The basketball hole would be real, too. Without him, the Knicks would need another center who can protect the rim, survive playoff physicality, and rebound at a high level in short bursts. That is not easy to find on a minimum deal. It could push more dirty work onto Towns and could weaken New York’s second unit. It could force the front office into another bargain hunt at the exact position where playoff opponents are least forgiving.
The Knicks are learning the cruelest lesson of the modern NBA: winning a championship immediately makes your roster too expensive to keep.
Robinson may still return if the money lands in the right place. He may decide that New York, the only NBA home he has known, is worth some financial sacrifice. But that is no longer the safest assumption.
The Business Arrives Before The Title Defense
Another team can offer a bigger role. Another team can offer a bigger check. If that happens, the Knicks will have to decide whether sentiment belongs in the same room as second-apron math.
Leaving would not tarnish Robinson’s New York legacy. He helped deliver the one thing the franchise had chased for decades. But if he chooses the bigger payday now, the timing will sting. The confetti is barely gone, and the business of defending a title has already begun.
READ MORE – After Knicks’ Historic Title, James Dolan Draws A Line At The Second Apron
FAQs
Why could Mitchell Robinson leave the Knicks?
Mitchell Robinson could leave because the Knicks want to stay under the second apron. Keeping him may require a pay cut.
What is Mitchell Robinson’s value to the Knicks?
Robinson gives New York rebounding, rim protection, screens, and extra possessions. His Game 5 offensive rebound showed why that still matters.

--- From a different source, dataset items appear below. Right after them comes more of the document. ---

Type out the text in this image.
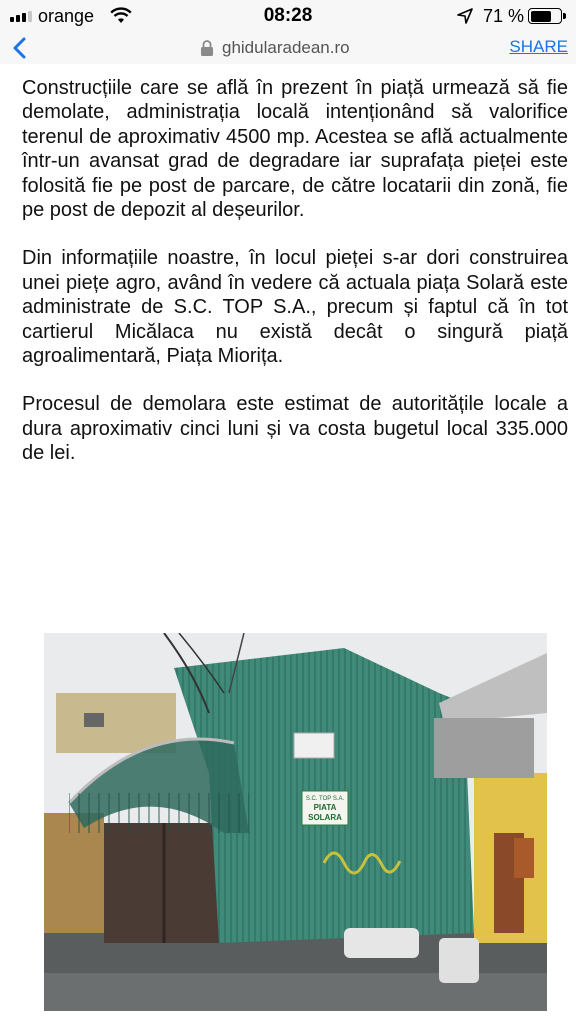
orange	08:28	71 %
ghidularadean.ro	SHARE

Construcțiile care se află în prezent în piață urmează să fie demolate, administrația locală intenționând să valorifice terenul de aproximativ 4500 mp. Acestea se află actualmente într-un avansat grad de degradare iar suprafața pieței este folosită fie pe post de parcare, de către locatarii din zonă, fie pe post de depozit al deșeurilor.

Din informațiile noastre, în locul pieței s-ar dori construirea unei piețe agro, având în vedere că actuala piața Solară este administrate de S.C. TOP S.A., precum și faptul că în tot cartierul Micălaca nu există decât o singură piață agroalimentară, Piața Miorița.

Procesul de demolara este estimat de autoritățile locale a dura aproximativ cinci luni și va costa bugetul local 335.000 de lei.

S.C. TOP S.A.
PIATA
SOLARA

Did Mitchell Robinson help the Knicks win the title?
Yes. Robinson played a key role in the Finals, including a 10-rebound Game 5 performance against San Antonio.
Why is Robinson’s injury history important?
His left ankle problems cost him major time. That makes his next contract harder for the Knicks to judge.
Could Mitchell Robinson still return to New York?
Yes, but the money has to work. He may need to accept less than another team can offer.